The light installation Een Spoor van Water (A Trail of Water) by artist Matthias Oostrik was unveiled this week under a railway bridge in the Dutch city of Assen. Each passing train activates a unique light composition, incorporated into the paving and plant beds underneath.

While I cover civil engineering structures and transport on this blog, I don’t normally do ‘art’… but this is a bit special!

The light installation is part of a series of art projects connecting the city to its green and historic surroundings. It is a “waterfall of light that crashes down over its concrete and meanders through its overgrown slopes. Situated in a historic creek bedding, the artwork connects the natural flow of water to the site’s contemporary, urban traffic flows.”

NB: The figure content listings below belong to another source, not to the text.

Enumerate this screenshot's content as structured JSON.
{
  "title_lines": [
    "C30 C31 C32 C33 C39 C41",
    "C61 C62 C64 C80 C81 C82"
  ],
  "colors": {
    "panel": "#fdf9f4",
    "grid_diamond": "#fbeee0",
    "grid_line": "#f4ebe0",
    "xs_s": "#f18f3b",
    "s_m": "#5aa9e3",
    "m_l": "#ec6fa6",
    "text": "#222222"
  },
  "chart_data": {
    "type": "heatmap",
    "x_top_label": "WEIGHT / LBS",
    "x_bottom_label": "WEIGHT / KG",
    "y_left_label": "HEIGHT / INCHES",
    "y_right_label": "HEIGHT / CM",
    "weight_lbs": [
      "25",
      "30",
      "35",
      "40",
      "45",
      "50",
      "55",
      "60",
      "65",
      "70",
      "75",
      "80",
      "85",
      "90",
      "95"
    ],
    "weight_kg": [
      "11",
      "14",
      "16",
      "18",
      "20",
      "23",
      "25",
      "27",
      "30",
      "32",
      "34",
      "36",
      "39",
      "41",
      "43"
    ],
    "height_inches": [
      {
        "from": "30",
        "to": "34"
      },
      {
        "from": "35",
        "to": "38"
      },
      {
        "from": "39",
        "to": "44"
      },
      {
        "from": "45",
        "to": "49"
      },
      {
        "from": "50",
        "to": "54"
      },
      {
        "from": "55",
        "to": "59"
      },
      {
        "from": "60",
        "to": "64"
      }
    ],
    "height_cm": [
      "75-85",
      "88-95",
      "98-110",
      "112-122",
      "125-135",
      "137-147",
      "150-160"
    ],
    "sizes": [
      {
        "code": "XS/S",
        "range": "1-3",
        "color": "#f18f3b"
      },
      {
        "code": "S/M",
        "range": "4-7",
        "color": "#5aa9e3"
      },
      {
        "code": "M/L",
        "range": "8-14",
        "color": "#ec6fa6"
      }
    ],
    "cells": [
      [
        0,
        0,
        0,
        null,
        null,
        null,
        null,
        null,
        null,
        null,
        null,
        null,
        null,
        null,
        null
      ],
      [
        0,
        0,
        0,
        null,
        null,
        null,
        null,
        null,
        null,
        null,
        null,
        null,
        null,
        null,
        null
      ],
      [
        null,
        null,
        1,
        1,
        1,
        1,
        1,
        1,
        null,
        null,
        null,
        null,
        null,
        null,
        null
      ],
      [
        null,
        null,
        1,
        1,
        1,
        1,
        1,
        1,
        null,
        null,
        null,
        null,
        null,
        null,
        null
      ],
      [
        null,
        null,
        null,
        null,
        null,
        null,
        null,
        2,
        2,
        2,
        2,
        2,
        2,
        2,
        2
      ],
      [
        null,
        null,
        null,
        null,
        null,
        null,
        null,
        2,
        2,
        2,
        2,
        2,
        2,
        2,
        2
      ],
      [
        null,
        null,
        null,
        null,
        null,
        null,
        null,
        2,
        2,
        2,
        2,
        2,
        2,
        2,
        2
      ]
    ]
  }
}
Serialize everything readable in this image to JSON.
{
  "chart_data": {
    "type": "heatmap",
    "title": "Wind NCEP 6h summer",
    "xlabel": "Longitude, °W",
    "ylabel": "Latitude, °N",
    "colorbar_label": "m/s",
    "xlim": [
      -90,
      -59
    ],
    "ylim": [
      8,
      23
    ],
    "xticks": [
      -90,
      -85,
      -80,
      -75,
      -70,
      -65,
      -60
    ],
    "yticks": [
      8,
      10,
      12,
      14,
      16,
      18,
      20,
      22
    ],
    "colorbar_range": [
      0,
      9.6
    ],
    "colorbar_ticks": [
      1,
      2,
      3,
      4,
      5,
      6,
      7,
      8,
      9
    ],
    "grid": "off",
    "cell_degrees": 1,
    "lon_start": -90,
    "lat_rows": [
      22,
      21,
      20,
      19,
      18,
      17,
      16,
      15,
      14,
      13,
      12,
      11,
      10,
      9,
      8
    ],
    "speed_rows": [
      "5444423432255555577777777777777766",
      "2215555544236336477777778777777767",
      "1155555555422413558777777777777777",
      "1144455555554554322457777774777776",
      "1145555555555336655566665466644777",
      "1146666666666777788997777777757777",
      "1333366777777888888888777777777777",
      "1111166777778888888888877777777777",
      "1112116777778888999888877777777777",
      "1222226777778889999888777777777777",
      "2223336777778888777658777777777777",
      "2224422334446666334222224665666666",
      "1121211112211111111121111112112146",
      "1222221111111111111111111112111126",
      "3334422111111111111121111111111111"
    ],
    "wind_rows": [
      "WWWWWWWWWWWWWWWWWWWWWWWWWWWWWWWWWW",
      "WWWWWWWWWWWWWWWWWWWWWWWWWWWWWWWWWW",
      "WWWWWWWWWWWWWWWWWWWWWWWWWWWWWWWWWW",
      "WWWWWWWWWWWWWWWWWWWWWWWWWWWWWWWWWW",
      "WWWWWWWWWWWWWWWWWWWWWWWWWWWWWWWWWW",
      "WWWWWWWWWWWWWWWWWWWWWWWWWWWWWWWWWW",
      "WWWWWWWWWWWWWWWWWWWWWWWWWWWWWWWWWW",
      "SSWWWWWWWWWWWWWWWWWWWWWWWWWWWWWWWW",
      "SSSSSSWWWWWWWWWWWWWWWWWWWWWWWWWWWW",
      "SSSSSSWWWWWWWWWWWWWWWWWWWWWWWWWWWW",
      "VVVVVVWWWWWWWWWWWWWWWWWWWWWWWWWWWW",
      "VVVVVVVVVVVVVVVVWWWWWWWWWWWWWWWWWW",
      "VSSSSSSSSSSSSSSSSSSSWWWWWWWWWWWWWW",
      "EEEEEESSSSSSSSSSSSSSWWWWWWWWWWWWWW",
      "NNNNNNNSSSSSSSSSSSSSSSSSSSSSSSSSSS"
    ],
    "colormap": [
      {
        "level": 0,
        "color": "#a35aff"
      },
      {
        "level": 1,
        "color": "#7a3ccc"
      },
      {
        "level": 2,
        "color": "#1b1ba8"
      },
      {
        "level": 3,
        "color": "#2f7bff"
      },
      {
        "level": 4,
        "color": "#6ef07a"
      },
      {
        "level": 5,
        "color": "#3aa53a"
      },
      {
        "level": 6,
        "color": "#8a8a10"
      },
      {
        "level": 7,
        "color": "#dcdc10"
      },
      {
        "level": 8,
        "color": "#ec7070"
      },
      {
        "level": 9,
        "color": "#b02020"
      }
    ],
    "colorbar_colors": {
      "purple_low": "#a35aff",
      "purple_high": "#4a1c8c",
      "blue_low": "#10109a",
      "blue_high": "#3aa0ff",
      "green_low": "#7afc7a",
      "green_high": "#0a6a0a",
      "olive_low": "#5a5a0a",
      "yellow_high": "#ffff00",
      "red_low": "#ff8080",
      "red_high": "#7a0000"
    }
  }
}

Matthias’ digital technology artworks respond to visitors with changing light, video, or sound, allowing visitors to re-shape their environment. His works in public space are also functional. They contribute to a sense of security and are designed to last.

An example of his work is the Bijlmer Moodwall (2009), located in a pedestrian passage in Amsterdam. This 24-meter-long installation reacts to visitors with rhythmic light patterns, which turn the shady tunnel into a pleasant place to be. And at De Assen van Assen (2018), passers-by also activate playful streaks of light that move alongside them.

'Een Spoor van Water' lights along the road embankment
Een Spoor van Water (Photo: Gert Jan van Rooij)

In this rail bridge installation Matthias used 500 paving blocks with custom-designed LED-modules built into them. In total there are over 14 thousand LEDs controlled through 4,248 digital channels and 3 seismic sensors.